According to the Association of Graduate Recruiters’ (AGR) winter survey, this year looks set to be a good one for students leaving university looking to find work.
While it still predicts an overall drop in graduate vacancies of 1.6% for the year, compared to the 8.9% fall in 2009 and its 24.9% original prediction, this is good news.
Not least since some of the big winners are, it reckons, set to be in construction and transport where vacancies and the biggest salary growth is expected to be seen this year.
Should we believe this survey? Well given the views that continue to flood in to the NCE website following my last comment on the subject of graduate employment, there will be more than a few voices of dissent.
“ Find out as much as possible about a potential employer… be flexible… and don’t shy away from unpaid work.”

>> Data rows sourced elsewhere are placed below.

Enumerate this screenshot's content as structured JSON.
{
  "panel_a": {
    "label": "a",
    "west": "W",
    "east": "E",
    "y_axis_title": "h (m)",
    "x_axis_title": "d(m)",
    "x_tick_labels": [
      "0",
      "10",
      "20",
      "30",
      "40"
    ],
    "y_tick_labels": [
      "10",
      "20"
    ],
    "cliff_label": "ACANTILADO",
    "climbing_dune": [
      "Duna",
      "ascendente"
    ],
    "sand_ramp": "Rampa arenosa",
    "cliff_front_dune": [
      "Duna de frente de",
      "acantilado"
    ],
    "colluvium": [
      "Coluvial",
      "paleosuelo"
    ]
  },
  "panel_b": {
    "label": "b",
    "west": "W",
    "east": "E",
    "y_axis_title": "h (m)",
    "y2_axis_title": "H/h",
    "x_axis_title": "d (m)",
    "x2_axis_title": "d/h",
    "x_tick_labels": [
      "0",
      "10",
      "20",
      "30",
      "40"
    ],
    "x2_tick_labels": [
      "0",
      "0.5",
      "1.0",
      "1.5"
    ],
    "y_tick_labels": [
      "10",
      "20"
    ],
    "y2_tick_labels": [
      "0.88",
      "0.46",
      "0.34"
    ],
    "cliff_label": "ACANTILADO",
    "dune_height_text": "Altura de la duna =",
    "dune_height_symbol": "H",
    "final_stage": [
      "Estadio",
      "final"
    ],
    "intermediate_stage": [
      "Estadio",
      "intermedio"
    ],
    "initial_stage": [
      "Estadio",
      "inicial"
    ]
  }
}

As I have acknowledged there are a large number of disgruntled young engineers in the industry right now. Having read the passion of their views on the profession, news of this survey will no doubt prompt them to throw their copy of NCE to the floor.
And maybe they have a point. I sympathise with any student who is not able to find a post graduate job. I sympathise with any graduate whose employer is not rewarding them in the manner they feel appropriate. I sympathise with any engineer at any point in their career who has found themselves a victim of this recession.
But this is why I find the findings of surveys so heartening. Of course it is just a snap-shot and reflects average trends. But it does show that the market is turning and that engineering is well placed to capitalise early.
That said employability remains very much about the ability to sell your talents. And beyond the stats, the AGR survey also provides some useful insight into the minds of employers. It is insight that I would insist any young engineer seeking their dream job should heed and it reiterates much of the advice in our annual NCE Student Guide.
Firstly, make sure that you find out as much as you can about a potential employer and their business/sector before speaking to them - and practice your pitch.
Secondly, be flexible and prepared to relocate if necessary to suit the needs of a potential employer.
And finally, to improve employability, don’t shy away from temporary work, training or even unpaid work while you wait for a job offer.
“The market is building and the demand for talent is growing.”
I took part in an online careers panel organised by the Guardian newspaper last month during which I was asked about the essential qualities to be a civil engineer.
I said the best civil engineers are great communicators, networkers, passionate persuaders but expert diplomats. While finding the solution is important, selling it to the client gets you paid.
Precisely the same skills are required when securing a job. The market is building and demand for talent is growing. So go out and sell yourself.